A backpack of this sort appears to be well made, well used, and quite ordinary. It is constructed of finely tanned leather, and the straps have brass hardware and buckles. It has two side pouches, each of which appears large enough to hold about a quart of material. In fact, each is like a bag of holding and can actually hold material of as much as 2 cubic feet in volume or 20 pounds in weight. The large central portion of the pack can contain up to 8 cubic feet or 80 pounds of material. Even when so filled, the backpack always weighs only 5 pounds.

While such storage is useful enough, the pack has an even greater power in addition. When the wearer reaches into it for a specific item, that item is always on top. Thus, no digging around and fumbling is ever necessary to find what a haversack contains.
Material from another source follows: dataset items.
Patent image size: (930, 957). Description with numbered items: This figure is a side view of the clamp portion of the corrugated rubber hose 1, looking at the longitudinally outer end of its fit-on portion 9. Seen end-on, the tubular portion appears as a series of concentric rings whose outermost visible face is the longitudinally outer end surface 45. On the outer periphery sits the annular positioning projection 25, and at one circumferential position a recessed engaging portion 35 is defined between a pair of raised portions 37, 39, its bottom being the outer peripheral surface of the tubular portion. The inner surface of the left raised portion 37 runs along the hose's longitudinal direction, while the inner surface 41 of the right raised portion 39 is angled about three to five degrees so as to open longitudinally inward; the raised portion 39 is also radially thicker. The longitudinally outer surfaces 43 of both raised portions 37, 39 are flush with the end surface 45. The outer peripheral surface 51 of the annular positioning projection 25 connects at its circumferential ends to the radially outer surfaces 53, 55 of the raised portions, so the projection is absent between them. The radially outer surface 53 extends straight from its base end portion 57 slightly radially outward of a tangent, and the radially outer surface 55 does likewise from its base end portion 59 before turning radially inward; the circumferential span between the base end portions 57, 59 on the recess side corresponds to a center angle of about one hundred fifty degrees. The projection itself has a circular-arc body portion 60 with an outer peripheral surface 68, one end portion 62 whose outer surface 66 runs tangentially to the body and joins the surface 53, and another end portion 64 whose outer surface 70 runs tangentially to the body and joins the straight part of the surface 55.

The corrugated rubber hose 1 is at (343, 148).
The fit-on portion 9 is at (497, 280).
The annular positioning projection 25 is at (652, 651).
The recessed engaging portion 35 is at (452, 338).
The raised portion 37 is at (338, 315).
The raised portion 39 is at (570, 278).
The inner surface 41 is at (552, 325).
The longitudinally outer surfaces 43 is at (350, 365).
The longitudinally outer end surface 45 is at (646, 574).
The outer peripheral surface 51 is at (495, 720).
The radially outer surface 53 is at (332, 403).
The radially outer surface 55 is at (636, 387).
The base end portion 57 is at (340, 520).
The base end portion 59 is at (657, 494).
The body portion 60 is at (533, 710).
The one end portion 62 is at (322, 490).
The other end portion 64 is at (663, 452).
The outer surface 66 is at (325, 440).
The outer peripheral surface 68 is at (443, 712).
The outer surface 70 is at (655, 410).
Retrieving any specific item from a haversack is a move action, but it does not provoke the attacks of opportunity that retrieving a stored item usually does.
 

We've got a number of scrolls and potions so he's trying to limit the number we can have handy and what would be in our backpack. I can see his point. I can also see only having so many weapons in scabbards at your waist/over the back within easy reach.
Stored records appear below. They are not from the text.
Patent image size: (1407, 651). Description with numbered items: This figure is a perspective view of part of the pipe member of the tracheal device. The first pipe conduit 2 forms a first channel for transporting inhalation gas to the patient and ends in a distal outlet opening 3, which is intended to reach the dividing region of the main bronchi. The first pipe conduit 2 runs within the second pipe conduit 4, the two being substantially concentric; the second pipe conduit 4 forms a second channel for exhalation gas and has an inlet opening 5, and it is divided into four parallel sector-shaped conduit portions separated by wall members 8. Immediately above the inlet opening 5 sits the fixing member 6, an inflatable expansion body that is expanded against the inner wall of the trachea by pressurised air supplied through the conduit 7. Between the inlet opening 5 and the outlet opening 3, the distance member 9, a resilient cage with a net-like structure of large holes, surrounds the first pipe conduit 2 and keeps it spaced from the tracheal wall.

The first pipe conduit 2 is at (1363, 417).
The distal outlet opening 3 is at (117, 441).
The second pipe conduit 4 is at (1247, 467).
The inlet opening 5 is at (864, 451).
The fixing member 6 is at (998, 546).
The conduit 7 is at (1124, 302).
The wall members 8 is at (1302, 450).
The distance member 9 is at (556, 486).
By the way, a quiver of 20 arrows would count as just one item for this purpose, as would a spell component pouch.

As for the Haversack, we have an item called a Bag of Lodging that has a couple rooms inside it's extra-dimensional space. We occasionally hide in it and putting the Haversack inside it would be trouble. We may have to think about getting some, though, if this limit is going to be a hinderance.
 
Last edited:

In the FRCS you can find rules on mundane and masterwork potion and scroll belts. They allow you, I believe, to keep 10 potions or scrolls handy. The masterwork versions allow you to retrieve one such item, once per round, as a free action.

That's probably a good place to start from.
 

Patryn of Elvenshae said:
In the FRCS you can find rules on mundane and masterwork potion and scroll belts. They allow you, I believe, to keep 10 potions or scrolls handy. The masterwork versions allow you to retrieve one such item, once per round, as a free action.
And without such an item, it's a move action to retrieve an item no matter where it's stored - in your backpack, in a pocket or wherever. There are exceptions for drawing a weapon while you're moving or with the Quickdraw feat, but even so I don't see much point to your DM's rule.

(My rogue carries a couple of concealed daggers too, but not ten of them. Encumbrance starts to become an issue after a certain point.)